In the dining room of the mother-in-law’s house one afternoon during the intermediate days of Sukkot* the family had gathered to drink tea round the long table, covered with its white cloth. Because of the festival, almost all their relatives from the city were present, all cheerful and deliberately blocking out every thought of Mirel. It occurred only to his mother that all was not well with Shmulik, but she was so dull-witted that she soon forgot about this and began foolishly blinking her eyes.

Also seated at the table was the former student Miriam Lyubashits, cradling in her arms a six-month-old baby, a blonde little girl with uncovered head, eyes like bits of blue glass, and a damp, pouting upper lip. Only fifteen minutes before, almost the entire household had been fussing round this infant. Every member in turn had snatched her up to dance round with her and lift her high up into the air, and the frightened child had stared at all this with her eyes like bits of blue glass, frequently whimpering. The mother-in-law had then taken the baby in her arms and, blinking her eyes, had started talking to her, whereupon the child had wrinkled up her little snub nose, poked out her little tongue, and begun smiling merrily. Everyone had been utterly charmed, and Miriam Lyubashits had announced:

—Do you all see? … She loves her auntie already.
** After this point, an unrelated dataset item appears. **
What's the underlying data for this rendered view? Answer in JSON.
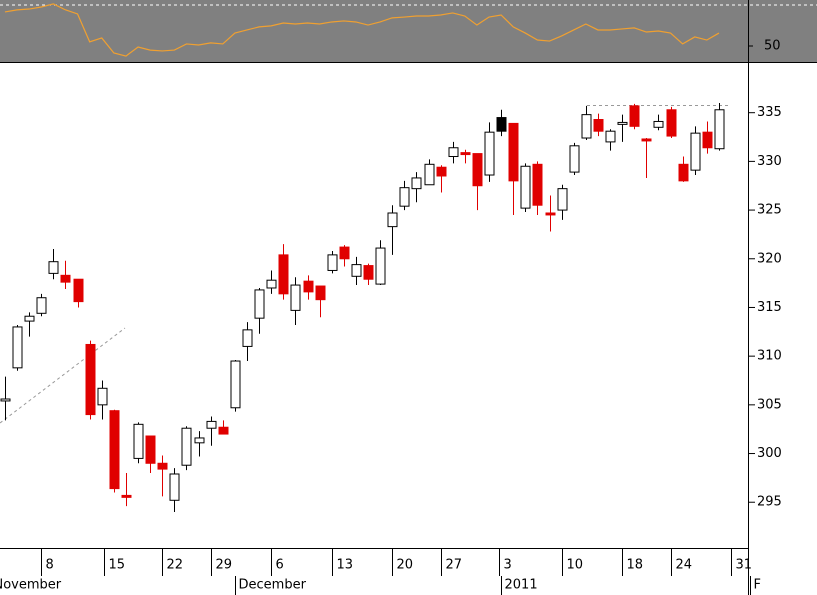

Now silence had descended on the dining room. All the relatives had moved into the salon and the child lay in Miriam’s arms. Dribbling, the little one raked her weak little fists over her mother’s face, emitting a piercing yell that carried across the hushed room, as though her mother’s face were a windowpane and the child were stubbornly determined to smash it. Turning her face to one side as though afraid of a blow from these little fists, the mother tried her best to answer her aunt’s question:

—What’s there to think about? Mirel certainly can’t be regarded as a normal person.
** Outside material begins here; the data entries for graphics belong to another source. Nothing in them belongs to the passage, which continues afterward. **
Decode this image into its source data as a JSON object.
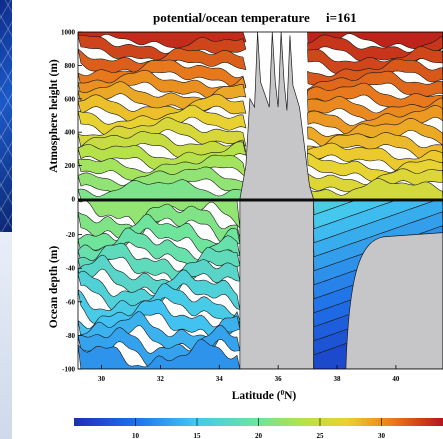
{
  "colors": {
    "land": "#c6c6c8",
    "contour": "#1a1a1a",
    "background_panel": "#1c59c7"
  },
  "chart_data": {
    "type": "heatmap",
    "title": "potential/ocean temperature     i=161",
    "xlabel": "Latitude (°N)",
    "xlabel_parts": [
      "Latitude (",
      "0",
      "N)"
    ],
    "x_range": [
      29.2,
      41.6
    ],
    "x_ticks": [
      30,
      32,
      34,
      36,
      38,
      40
    ],
    "land_intervals": [
      [
        34.7,
        37.2
      ]
    ],
    "panels": [
      {
        "name": "atmosphere",
        "ylabel": "Atmosphere height (m)",
        "ylim": [
          0,
          1000
        ],
        "y_ticks": [
          0,
          200,
          400,
          600,
          800,
          1000
        ],
        "mountain_peaks": [
          {
            "lat": 35.3,
            "height": 1000
          },
          {
            "lat": 35.8,
            "height": 1000
          },
          {
            "lat": 36.1,
            "height": 1000
          },
          {
            "lat": 36.4,
            "height": 980
          }
        ]
      },
      {
        "name": "ocean",
        "ylabel": "Ocean depth (m)",
        "ylim": [
          -100,
          0
        ],
        "y_ticks": [
          -100,
          -80,
          -60,
          -40,
          -20,
          0
        ],
        "shelf_lat_at_bottom": 38.3,
        "shelf_top_depth": -20
      }
    ],
    "colorbar": {
      "range": [
        5,
        35
      ],
      "ticks": [
        10,
        15,
        20,
        25,
        30
      ]
    }
  }
}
Almost all the chairs around the table were unoccupied and the children were playing noisily in an adjoining room. The mother-in-law peered round to check that no one could overhear what she said, asked someone to shut the door that led into the passage, and moved closer to Miriam:

—Who can speak of “normal” now?

And the former student listened in silence to the mother-in-law’s complaints and shared her opinion that there was no question of any normality here:

—Because, after all, take her, Miriam Lyubashits herself, for example.